Rick Santorum: States Should Have Power To Ban Birth Control, Sodomy
Republican presidential candidate Rick Santorum, whose strong base of evangelical Christian supporters has thrust him into contention in Iowa, said on Monday that he believes states should have the right to outlaw birth control and sodomy without the interference of the Supreme Court.
In an interview with Jake Tapper on ABC News, Santorum reiterated his opposition to the Supreme Court’s 1965 ruling that prevented Connecticut from banning contraception.
“The state has a right to do that, I have never questioned that the state has a right to do that," he said. "It is not a constitutional right. The state has the right to pass whatever statutes they have. That's the thing I have said about the activism of the Supreme Court--they are creating rights, and it should be left up to the people to decide."
Santorum said he also opposes the Supreme Court's 2003 Lawrence v. Texas decision striking down a ban on sodomy in Texas and 13 other states. Even though he would not personally vote for a ban on sodomy, he said, he thinks states should legally be able to pass them, because sodomy is not a constitutionally protected right.
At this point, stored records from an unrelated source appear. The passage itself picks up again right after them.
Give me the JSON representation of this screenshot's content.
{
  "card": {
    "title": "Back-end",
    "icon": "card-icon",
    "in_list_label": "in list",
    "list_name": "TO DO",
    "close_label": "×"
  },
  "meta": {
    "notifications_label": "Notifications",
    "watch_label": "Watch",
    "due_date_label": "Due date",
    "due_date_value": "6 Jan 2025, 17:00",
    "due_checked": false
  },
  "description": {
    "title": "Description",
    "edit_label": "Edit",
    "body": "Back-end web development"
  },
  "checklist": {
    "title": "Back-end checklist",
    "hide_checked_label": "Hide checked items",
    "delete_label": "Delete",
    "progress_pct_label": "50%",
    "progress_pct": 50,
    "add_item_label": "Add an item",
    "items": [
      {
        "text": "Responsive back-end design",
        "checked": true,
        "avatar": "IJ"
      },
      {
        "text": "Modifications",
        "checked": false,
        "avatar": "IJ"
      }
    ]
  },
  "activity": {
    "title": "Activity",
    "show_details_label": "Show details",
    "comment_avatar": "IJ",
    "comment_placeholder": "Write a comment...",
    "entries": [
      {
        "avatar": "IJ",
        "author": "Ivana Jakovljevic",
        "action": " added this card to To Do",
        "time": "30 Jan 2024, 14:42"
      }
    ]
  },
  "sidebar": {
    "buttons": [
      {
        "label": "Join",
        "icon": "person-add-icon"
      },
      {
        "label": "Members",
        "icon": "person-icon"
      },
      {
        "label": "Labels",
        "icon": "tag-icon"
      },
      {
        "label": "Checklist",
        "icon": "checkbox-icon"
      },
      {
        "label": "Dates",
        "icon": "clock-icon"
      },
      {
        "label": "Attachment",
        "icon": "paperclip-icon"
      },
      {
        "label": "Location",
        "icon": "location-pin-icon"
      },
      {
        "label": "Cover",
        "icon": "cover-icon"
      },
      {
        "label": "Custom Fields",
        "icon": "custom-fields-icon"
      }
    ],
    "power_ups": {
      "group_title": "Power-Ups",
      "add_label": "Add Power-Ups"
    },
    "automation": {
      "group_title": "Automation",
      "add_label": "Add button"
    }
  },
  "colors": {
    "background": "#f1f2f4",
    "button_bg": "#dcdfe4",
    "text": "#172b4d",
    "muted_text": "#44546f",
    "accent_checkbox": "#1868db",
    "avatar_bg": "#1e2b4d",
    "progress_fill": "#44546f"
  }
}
"I thought that law was an improper law ... but that doesn't mean the state doesn’t have a right to do that," he said.
Disdain for the Supreme Court is becoming a common thread among the GOP candidates. Rick Perry once slammed the Lawrence decision, describing it as the work of "nine oligarchs in robes," although he forgot what the case was about when a reporter asked him about it in Iowa last week. Newt Gingrich recently said he would ignore Supreme Court rulings he dislikes and impeach those judges that make what he believes are "anti-American decisions." Ron Paul has said he would leave many issues to the states, including abortion, same-sex marriage and religion, and frontrunner Mitt Romney agrees that states should have the right to ban abortion.
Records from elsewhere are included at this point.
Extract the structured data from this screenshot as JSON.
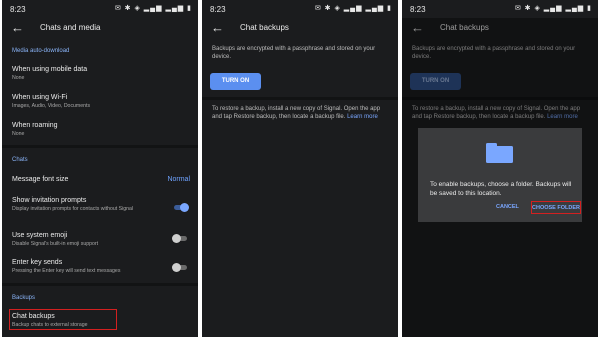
{
  "status_bar": {
    "time": "8:23",
    "icons_text": "✉ ✱ ◈ ▂▄▆ ▂▄▆ ▮"
  },
  "screen1": {
    "title": "Chats and media",
    "media_auto_download": {
      "section": "Media auto-download",
      "mobile_data": {
        "title": "When using mobile data",
        "sub": "None"
      },
      "wifi": {
        "title": "When using Wi-Fi",
        "sub": "Images, Audio, Video, Documents"
      },
      "roaming": {
        "title": "When roaming",
        "sub": "None"
      }
    },
    "chats": {
      "section": "Chats",
      "font_size": {
        "title": "Message font size",
        "value": "Normal"
      },
      "invitation": {
        "title": "Show invitation prompts",
        "sub": "Display invitation prompts for contacts without Signal",
        "on": true
      },
      "emoji": {
        "title": "Use system emoji",
        "sub": "Disable Signal's built-in emoji support",
        "on": false
      },
      "enter": {
        "title": "Enter key sends",
        "sub": "Pressing the Enter key will send text messages",
        "on": false
      }
    },
    "backups": {
      "section": "Backups",
      "chat_backups": {
        "title": "Chat backups",
        "sub": "Backup chats to external storage"
      }
    }
  },
  "screen2": {
    "title": "Chat backups",
    "description": "Backups are encrypted with a passphrase and stored on your device.",
    "turn_on": "TURN ON",
    "restore_text": "To restore a backup, install a new copy of Signal. Open the app and tap Restore backup, then locate a backup file.",
    "learn_more": "Learn more"
  },
  "screen3": {
    "title": "Chat backups",
    "description": "Backups are encrypted with a passphrase and stored on your device.",
    "turn_on": "TURN ON",
    "restore_text": "To restore a backup, install a new copy of Signal. Open the app and tap Restore backup, then locate a backup file.",
    "learn_more": "Learn more",
    "dialog": {
      "icon": "folder-icon",
      "message": "To enable backups, choose a folder. Backups will be saved to this location.",
      "cancel": "CANCEL",
      "choose": "CHOOSE FOLDER"
    }
  },
  "colors": {
    "background": "#1b1c1e",
    "accent": "#7aa7ff",
    "button": "#5b8ff0",
    "highlight": "#d32020",
    "dialog": "#3a3b3d"
  }
}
The political impact of allowing state legislatures to make decisions on social issues such as birth control, abortion and sex acts could be massive. In 2011 alone, state GOP lawmakers introduced 600 bills restricting abortion and passed a record 91 of those bills, and five states placed new restrictions on access to birth control and family planning. The 24 states that passed abortion restrictions stopped short of banning abortion entirely, only because they would face lengthy court battles if they passed bills that fly in the face of Supreme Court precedents preventing states from placing an "undue burden" on a woman's ability to seek an abortion.
For instance, the courts blocked Kansas from passing a law that would have shut down all three abortion clinics in the state, and prevented Nevada from putting a fetal personhood measure on the state ballot that would have banned abortion and certain kinds of birth control. Judges in three states -- Indiana, North Carolina and Kansas -- blocked the enforcement of laws defunding Planned Parenthood this year, unanimously ruling that state governments may not punish a particular health provider for offering abortion services.
The courts will be powerless to block those kinds of laws from going into effect if the GOP candidates have their way, and states would have the power to ban abortion, sodomy, birth control, gay marriage and whatever else a majority of state lawmakers morally oppose. Women and same-sex couples in socially conservative states would be out of luck.
But Santorum says if people have a problem with the laws in their state, they can just take their frustration to the voting booth.
"You shouldn’t create constitutional rights when states do dumb things," he told Tapper. "You should let the people decide if the states are doing dumb things, get rid of the legislature and replace them."
In the states that might vote to do this, are their policemen posted in every bedroom?